2.4.5_1 problem

jefftse

After I updated to 2.4.5_1 from 2.4.5. dns resolver is not longer working and I can't even start it. what gives?

Gertjan

@jefftse said in 2.4.5_1 problem:

what gives?

It's two clicks away : The resolver log, from unbound itself, already told you.
Status > System Logs > System > DNS Resolver

jefftse

couldn't have anything form DNS Resolver log but I did find this from General log.
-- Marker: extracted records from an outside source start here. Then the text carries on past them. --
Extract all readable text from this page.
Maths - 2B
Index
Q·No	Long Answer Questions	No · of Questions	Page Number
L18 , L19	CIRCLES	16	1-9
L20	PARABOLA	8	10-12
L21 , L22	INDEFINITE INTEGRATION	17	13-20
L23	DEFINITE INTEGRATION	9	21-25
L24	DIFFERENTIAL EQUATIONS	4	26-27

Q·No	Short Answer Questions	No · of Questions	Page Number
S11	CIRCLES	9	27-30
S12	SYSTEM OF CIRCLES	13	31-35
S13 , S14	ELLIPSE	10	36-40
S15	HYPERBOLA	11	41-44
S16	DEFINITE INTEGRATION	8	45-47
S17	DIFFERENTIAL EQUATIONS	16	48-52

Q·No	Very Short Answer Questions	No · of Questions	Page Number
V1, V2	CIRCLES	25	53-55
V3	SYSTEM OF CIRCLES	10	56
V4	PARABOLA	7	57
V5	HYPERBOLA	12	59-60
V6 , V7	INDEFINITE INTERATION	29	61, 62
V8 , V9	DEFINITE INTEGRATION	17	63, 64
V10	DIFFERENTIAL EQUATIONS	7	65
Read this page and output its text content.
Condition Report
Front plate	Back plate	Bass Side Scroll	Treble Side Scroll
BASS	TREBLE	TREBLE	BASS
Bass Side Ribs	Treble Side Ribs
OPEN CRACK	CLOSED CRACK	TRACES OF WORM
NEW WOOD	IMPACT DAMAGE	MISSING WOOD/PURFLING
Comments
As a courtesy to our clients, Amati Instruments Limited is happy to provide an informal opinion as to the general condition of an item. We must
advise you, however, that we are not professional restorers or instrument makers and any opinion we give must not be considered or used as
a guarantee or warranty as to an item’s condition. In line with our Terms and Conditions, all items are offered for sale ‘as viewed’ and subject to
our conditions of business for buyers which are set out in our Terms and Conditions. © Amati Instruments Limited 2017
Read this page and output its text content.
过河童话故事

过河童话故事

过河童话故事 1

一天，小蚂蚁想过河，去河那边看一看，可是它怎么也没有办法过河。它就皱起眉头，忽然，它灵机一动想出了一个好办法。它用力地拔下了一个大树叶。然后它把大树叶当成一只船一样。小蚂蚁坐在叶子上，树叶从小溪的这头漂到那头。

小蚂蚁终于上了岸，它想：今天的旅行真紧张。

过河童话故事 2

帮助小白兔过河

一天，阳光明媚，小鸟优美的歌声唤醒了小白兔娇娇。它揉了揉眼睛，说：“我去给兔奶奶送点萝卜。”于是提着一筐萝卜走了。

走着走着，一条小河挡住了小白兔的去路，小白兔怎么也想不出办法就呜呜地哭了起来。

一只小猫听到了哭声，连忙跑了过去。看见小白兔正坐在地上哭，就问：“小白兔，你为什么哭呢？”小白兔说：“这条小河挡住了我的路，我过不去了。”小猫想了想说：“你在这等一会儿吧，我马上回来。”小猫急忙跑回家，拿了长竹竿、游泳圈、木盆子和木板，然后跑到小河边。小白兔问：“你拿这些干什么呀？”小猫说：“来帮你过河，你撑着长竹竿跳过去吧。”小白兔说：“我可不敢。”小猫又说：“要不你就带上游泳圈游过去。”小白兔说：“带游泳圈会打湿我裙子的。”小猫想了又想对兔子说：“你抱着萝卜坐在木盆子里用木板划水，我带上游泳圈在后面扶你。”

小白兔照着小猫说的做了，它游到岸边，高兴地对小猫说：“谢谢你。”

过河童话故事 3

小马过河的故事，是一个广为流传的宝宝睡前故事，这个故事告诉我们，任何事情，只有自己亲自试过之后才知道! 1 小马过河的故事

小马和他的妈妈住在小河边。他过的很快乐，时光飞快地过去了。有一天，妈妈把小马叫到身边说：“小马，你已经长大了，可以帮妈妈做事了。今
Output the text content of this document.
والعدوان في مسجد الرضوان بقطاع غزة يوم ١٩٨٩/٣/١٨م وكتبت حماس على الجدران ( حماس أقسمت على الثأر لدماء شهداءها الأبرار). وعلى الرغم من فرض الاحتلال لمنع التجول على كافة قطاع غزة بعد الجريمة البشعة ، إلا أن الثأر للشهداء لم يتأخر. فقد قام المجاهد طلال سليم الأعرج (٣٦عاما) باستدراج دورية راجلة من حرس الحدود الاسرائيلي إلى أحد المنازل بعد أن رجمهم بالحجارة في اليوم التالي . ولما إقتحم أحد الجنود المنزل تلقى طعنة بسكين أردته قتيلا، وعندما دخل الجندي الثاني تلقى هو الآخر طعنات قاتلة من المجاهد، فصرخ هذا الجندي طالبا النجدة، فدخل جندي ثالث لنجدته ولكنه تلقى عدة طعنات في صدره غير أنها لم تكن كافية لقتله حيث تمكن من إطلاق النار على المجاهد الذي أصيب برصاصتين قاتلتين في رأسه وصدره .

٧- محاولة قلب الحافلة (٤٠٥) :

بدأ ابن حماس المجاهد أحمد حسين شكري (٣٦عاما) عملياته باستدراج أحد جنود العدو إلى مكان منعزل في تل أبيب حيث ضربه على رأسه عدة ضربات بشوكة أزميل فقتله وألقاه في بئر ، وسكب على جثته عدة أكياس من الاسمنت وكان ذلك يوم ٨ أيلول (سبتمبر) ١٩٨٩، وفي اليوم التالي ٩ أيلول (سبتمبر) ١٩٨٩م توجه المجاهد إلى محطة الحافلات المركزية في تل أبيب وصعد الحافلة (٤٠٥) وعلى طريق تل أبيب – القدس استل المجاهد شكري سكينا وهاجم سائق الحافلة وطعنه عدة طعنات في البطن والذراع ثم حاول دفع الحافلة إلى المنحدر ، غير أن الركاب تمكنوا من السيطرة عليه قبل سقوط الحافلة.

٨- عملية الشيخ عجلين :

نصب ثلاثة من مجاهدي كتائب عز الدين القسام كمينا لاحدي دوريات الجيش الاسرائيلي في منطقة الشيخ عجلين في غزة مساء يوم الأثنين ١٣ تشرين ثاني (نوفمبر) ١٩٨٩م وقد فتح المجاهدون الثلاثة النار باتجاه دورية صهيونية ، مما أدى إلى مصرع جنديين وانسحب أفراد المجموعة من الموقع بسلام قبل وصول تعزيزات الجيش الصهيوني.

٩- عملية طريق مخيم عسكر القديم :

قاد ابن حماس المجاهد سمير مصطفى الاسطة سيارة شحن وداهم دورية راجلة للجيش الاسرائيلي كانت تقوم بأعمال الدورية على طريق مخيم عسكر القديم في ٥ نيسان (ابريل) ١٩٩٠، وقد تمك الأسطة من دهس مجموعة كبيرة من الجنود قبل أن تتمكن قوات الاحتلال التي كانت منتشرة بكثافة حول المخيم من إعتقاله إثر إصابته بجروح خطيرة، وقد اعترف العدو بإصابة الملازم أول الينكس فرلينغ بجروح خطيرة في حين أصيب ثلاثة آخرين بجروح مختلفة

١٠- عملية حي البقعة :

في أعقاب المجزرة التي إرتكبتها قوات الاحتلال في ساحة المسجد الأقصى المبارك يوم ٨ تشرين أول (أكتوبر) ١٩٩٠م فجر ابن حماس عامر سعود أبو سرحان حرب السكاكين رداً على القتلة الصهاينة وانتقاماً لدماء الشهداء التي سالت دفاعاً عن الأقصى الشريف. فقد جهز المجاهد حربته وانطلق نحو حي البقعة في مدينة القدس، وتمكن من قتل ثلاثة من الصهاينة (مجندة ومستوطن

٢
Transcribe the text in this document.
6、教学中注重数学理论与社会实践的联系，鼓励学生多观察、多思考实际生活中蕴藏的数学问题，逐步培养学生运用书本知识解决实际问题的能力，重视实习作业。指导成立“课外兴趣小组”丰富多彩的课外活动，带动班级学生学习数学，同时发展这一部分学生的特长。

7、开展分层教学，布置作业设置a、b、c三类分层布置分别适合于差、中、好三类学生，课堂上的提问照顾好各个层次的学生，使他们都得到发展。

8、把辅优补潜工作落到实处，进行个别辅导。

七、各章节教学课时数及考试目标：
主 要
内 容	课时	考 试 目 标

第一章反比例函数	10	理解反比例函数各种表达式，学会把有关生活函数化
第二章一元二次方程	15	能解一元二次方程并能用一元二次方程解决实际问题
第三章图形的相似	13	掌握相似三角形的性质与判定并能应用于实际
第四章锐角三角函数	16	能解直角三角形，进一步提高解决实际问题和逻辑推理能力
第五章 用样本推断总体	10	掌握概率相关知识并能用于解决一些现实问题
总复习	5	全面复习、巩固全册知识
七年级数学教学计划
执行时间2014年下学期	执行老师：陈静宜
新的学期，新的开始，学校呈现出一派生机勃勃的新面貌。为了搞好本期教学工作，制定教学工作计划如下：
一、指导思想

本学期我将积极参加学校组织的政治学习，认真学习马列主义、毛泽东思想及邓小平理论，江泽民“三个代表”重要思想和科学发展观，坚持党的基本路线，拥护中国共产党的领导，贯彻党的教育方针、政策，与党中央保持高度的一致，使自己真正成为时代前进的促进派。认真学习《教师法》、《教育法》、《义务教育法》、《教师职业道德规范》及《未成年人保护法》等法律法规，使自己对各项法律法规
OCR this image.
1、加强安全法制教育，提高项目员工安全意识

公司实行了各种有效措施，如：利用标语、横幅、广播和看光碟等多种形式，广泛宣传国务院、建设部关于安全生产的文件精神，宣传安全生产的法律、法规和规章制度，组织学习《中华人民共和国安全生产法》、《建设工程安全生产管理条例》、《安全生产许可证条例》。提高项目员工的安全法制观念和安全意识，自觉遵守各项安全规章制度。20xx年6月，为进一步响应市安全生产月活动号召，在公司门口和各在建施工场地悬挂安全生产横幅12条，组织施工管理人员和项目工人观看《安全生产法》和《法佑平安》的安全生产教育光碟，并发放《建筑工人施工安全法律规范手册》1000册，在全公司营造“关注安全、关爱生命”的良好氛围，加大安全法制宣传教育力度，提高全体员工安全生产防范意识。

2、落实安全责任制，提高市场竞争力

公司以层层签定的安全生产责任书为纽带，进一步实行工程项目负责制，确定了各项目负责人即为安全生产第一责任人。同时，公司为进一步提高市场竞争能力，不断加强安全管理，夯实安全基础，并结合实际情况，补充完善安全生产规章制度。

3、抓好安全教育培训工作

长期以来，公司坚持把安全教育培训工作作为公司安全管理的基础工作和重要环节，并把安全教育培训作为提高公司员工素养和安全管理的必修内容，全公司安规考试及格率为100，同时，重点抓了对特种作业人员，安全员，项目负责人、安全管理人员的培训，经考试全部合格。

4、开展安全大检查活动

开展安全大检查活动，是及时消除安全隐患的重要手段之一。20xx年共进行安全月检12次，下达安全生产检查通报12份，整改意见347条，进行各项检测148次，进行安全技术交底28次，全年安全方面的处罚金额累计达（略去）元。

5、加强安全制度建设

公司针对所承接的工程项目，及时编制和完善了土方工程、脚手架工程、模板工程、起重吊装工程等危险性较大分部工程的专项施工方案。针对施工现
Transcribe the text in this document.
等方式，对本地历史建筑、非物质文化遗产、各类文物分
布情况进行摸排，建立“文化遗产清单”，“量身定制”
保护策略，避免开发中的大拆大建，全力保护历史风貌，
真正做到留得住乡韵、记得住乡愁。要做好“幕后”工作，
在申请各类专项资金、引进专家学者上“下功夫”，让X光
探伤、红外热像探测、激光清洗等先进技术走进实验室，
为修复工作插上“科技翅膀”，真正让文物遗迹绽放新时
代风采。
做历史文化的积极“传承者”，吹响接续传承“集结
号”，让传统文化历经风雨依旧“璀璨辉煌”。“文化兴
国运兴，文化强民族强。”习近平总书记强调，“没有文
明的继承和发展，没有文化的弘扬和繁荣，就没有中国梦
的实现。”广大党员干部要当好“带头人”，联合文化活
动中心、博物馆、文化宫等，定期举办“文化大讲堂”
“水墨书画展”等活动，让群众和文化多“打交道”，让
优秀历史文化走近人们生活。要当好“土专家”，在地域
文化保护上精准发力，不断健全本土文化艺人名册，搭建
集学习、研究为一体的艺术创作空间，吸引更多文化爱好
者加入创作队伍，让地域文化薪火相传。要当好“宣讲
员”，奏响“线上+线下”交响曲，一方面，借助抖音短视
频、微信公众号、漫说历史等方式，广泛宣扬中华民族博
I don't use port 953.

/status_services.php: The command '/usr/local/sbin/unbound -c /var/unbound/unbound.conf' returned exit code '1', the output was '[1593532954] unbound[13009:0] error: can't bind socket: Address already in use for 127.0.0.1 port 953 [1593532954] unbound[13009:0] error: cannot open control interface 127.0.0.1 953 [1593532954] unbound[13009:0] fatal error: could not open ports'

Gertjan

You'll be needing the Diagnostics > Command Prompt at least.
I strongly advise you to use the console (even better : SSH) access - option 8.
( the Diagnostics > Command Prompt is a real shoot-in-the-foot thing)

First command :

ps ax | grep 'unbound'

You'll be looking for line that list :

... /usr/local/sbin/unbound  ...

Just before that, you have the process number, like :

69867  -  Ss      16:43.96 /usr/local/sbin/unbound -c /var/unbound/unbound.conf

In my case, it's 69867.

You have to kill that process.
Like this

kill 69867

Repeat the

ps ax | grep 'unbound'

step until there are no more "/usr/local/sbin/unbound -c /var/unbound/unbound.conf" lines.

When one, you can launch the Resolver in the GUI.

( and test it's running with the "ps ax | grep 'unbound'" command )

jefftse

ok,

I will have to do it later since I'm not there physically.

i did run ps ax | grep 'unbound' undess disgnostics/command prompt

I got the followings:

58878 - S 0:00.00 sh -c ps ax | grep 'unbound' 2>&1
59383 - S 0:00.00 grep unbound

then I ran it again. the numbers kept changing.

Gertjan

Then some other process is using your port 953.

Run this one :

sockstat -4 -l

to see who it is.

jefftse

bind named 36049 38 tcp4 127.0.0.1:953 :

jefftse

@Gertjan

bind named 36049 38 tcp4 127.0.0.1:953 :

Gertjan

Ok.

Your nearly there.
Contact the admin of your pfSense. Ask him why he installed bind - and why he didn't terminate the setup.
Explain him it's impossible to have tow web servers on the same server or two mail servers or two DNS caches/resolvers/forwarders that listen to the same ports : 953 in this case.
Let him make up his choice, an relocate port 953 of the two process : unbound or bind.
Port 953 is the 'control' port. Fr bind, it's the rndc program that use this port to control the bind while it's running.